Quadro sem tinta: Morreu em Ribeirão Preto, Paulo Camargo, um dos maiores ícones da moderna pintura brasileira

Autodidata, aprendeu desenhar anatomia vendo-se no espelho

Foto: Arte&Cultura

Na manhã deste domingo (5), a cidade de Ribeirão Preto acordou com uma triste notícia: o passamento de Paulo Camargo, um dos maiores nomes da moderna pintura brasileira. Nascido na cidade de Anhembi, no ano de 1944, foi em Ribeirão que Paulo deixou florescer a sua brilhante carreira, reconhecida nacional e internacionalmente.

O Portal da Thathi reproduz um texto de apresentação da publicação do livro Paulinho Pintor, no ano de 2001, escrito por José Fernando Chiavenato, jornalista e colunista deste Portal:

“A obra relata a trajetória de vida e analisa algumas obras do pintor Paulo Camargo, radicado em Ribeirão Preto. Um resumo de sua vida é que nasceu na cidade paulista de Anhembi. Ainda na infância morou em Rio das Pedras. Viveu uma infância conturbada desde o abandono paterno, o que lhe marcou profundamente, dando-lhe a diretriz de seu trabalho. Aos 17 anos foi morar em Belo Horizonte, onde foi revelado o seu talento para o desenho, vivendo como pintor de tudo: paredes, murais de padaria, painéis de estradas e cartazes.

Autodidata, aprendeu desenhar anatomia vendo-se no espelho. Ano seguinte, já estava em Ribeirão Preto, apresentando-se para estudar na Escola de Artes do Bosque Municipal. Foi aconselhado pelo então responsável, Antonio Palocci a ir em frente, pois desenhava melhor que os professores. Foi influenciado pelos “malditos” Van Gogh, Gaughin e Toulouse-Lautrec. Via e revia as reproduções de suas telas. Leu tudo sobre eles e suas técnicas. A par disso, leu Sartre e Marx. De todas essas leituras, resultou o seu estilo próprio.

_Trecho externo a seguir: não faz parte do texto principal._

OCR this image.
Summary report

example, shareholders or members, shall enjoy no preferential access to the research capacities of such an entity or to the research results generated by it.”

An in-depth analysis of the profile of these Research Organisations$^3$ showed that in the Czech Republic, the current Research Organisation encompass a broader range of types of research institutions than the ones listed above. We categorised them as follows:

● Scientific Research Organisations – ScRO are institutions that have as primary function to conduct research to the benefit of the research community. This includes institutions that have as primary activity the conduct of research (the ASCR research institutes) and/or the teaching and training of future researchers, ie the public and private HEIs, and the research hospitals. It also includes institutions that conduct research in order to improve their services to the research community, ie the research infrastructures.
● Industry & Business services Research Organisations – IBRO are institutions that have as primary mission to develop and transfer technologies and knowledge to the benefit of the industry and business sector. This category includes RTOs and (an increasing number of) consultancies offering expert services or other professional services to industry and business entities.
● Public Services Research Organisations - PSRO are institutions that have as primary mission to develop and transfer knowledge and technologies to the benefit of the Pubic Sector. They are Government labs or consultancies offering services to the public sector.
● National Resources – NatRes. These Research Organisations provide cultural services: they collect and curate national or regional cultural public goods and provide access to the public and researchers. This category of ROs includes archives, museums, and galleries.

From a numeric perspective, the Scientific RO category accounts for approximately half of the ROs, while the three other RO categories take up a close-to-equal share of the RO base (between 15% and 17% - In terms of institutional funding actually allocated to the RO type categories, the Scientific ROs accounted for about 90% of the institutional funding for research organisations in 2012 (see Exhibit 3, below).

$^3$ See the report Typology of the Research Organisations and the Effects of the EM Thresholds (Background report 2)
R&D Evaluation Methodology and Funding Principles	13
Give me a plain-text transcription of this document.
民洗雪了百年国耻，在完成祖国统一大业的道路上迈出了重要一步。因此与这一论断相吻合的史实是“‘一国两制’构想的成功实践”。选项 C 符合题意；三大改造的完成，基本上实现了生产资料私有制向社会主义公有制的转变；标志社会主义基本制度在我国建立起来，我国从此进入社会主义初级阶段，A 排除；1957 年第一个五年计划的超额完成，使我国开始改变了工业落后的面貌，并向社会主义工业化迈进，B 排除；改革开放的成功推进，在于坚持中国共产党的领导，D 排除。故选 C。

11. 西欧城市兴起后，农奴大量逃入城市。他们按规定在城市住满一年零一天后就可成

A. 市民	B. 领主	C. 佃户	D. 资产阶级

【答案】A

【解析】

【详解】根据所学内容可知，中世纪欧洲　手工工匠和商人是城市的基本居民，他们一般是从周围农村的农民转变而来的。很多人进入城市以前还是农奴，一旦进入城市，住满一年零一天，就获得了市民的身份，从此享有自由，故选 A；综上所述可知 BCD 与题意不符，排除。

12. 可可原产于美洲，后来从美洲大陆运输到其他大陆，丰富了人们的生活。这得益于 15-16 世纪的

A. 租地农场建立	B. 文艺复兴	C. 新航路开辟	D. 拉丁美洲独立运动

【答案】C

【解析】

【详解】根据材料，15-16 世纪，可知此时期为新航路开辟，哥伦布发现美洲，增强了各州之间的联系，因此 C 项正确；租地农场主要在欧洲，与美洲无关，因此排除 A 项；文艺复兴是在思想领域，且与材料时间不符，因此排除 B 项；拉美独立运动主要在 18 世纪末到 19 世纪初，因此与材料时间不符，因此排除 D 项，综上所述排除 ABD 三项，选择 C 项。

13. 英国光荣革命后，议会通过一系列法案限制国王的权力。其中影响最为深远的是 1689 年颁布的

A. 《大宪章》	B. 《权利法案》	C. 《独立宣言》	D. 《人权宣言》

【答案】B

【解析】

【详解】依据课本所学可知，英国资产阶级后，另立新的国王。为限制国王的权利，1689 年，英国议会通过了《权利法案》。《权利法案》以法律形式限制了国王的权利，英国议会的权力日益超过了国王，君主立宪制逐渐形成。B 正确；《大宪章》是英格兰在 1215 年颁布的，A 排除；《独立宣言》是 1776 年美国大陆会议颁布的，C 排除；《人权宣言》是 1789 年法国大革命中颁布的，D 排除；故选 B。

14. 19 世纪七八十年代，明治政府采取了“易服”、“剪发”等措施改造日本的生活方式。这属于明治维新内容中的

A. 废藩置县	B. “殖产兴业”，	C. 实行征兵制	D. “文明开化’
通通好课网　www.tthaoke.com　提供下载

Decidiu fazer um trabalho artístico que não só representasse a pobreza e as injustiças sociais, mas que fosse dirigido aos pobres. Seu traço é moderno, com excelente técnica. Seus quadros refletem criaturas humanas, sempre às voltas com dramas interiores. Destaque para “Os Cavaleiros do Apocalipse”, “Dom Quixote”, “João Batista”, “A guerra”, “O Começo e o Fim da Vida” e “Os Amantes”. O crítico Mário Schenberg disse que “as figuras dolorosas de Paulo Camargo não são vítimas indefesas, mas lutadores tenazes sofrendo, seguros de sua grandeza” .

Em razão dos temas e da forma como apresenta as figuras, denunciando a miséria humana, foi considerado um pintor “engajado”, revoltado com o “status quo” e, em razão disso sofreu perseguições após 64, tornando-se, como os seus inspiradores, também um pintor “maldito”. Sobre o seu processo de trabalho, explica que uma imagem é criada em sua cabeça. Convive com ela, mentalmente, por um mês, ou dois. Depois, faz um bosquejo no papel, a carvão ou lápis. Modifica, amplia, corta e acrescenta cenas, até fazer um escorço, que é o plano da obra. Aí decide o tamanho da tela, estica o tecido, faz a armação de madeira. Compra tintas e pincéis. Em seguida, faz a base, o “fundo” da tela. Peneira serragem sobre a tela e tinta, uma dez demãos. Na sequência, copia o escorço do papel para a tela grande. Aplica a tinta e vai dando forma ao quadro. Diz que só para fazer o fundo de um quadro gasta uma semana, isto se o tempo estiver seco. Trabalha direto, de 14 a 16 horas por dia. Em um mês, mais ou menos, conclui um quadro de 1,70 por 1 metro. Ao cabo desse trabalho, guarda o quadro, espera ter um número razoável e tenta conseguir um local para expor.”

Paulo Camargo será velado nesta segunda-feira (6), no Memorial Campos Elíseos, Sala Ametista, a partir das 10h.  O sepultamento está previsto para às 16h.